We often hear about what it’s like to go through treatment and surgeries etc. but the one thing I wish I knew more about was what life after cancer was really like. I struggled hard post treatment and still deal with the physical and emotional side effects of treatment everyday. The chemo fog that plagues me even as I try to write this and find the words to say. The fatigue that hits me so hard that I can’t muster the energy to get out of bed some days. And the anxiety that comes out of nowhere at the least expected times…while I’m out grocery shopping, driving, or even just hanging out with family and friends.
But yet in some ways I feel the healthiest and happiest then I’ve been in years.
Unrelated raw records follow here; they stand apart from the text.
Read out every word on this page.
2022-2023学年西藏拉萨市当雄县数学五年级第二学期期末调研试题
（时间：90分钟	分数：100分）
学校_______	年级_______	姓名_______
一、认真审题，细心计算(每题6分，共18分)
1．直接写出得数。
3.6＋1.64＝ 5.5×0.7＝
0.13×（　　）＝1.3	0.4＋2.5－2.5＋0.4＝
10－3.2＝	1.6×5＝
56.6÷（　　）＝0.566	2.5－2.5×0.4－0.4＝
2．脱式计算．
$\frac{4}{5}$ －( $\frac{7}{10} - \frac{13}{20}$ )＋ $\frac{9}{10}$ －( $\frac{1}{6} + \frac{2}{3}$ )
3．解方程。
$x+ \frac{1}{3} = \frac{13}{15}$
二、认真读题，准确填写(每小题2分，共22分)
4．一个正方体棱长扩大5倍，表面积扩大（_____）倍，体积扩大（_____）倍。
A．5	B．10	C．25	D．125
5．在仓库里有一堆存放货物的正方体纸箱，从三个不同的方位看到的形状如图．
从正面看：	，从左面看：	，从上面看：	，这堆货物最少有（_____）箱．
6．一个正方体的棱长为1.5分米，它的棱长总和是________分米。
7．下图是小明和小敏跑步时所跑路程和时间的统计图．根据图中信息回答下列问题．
Prior to cancer, I was reaching a point of total burnout working long hours, skipping meals, and stressing out about things that looking back seem so petty. But now I spend more time focusing on my health and putting myself first than I have in years. And no longer balk at silly things like getting older. I just finished celebrating my 36th birthday this weekend and see aging as such a gift now.
I’ve learned the importance of self care and being able to say no to people and not feel guilty about it. And I have opened my heart up to a community of survivors and thrivers that get it and who have provided me hope for my future. The fear and uncertainty still linger in the back of my mind but I have learned not to let it overrun my life. I acknowledge its existence and kindly ask it to take a back seat so I can get busy living my life.
Well, the next big step coming up for me will be finally returning to work after being off for almost 2 years. Leaving work in the midst of building my career was a difficult choice but looking back now, I know it was the right one. I needed this time to heal. And even though I don’t think I will ever be fully “ready” to return, I feel like I am ready to give it a good shot. That’s all you can do right?
Fertility, family planning, future? These are all still scary thoughts for me. Treatments have been a bit of a security blanket for me, including hormone therapy, and to go off of it cold turkey is frightening to say the least. But I am keeping an open mind for the future and will cross that bridge when I’m ready.
I don’t want to let cancer define who I am and let it put the rest of my life on hold. I spent these past 2 years living day to day, week to week, month to month, always anticipating the next surgery, scan, or bloodwork. It was hard for me to move on and I still don’t know if I’m ready to let go of the reigns quite yet. But as cliché as it sounds, time has helped with the healing process. And I am looking up towards the sky and hoping for nothing but clear skies ahead.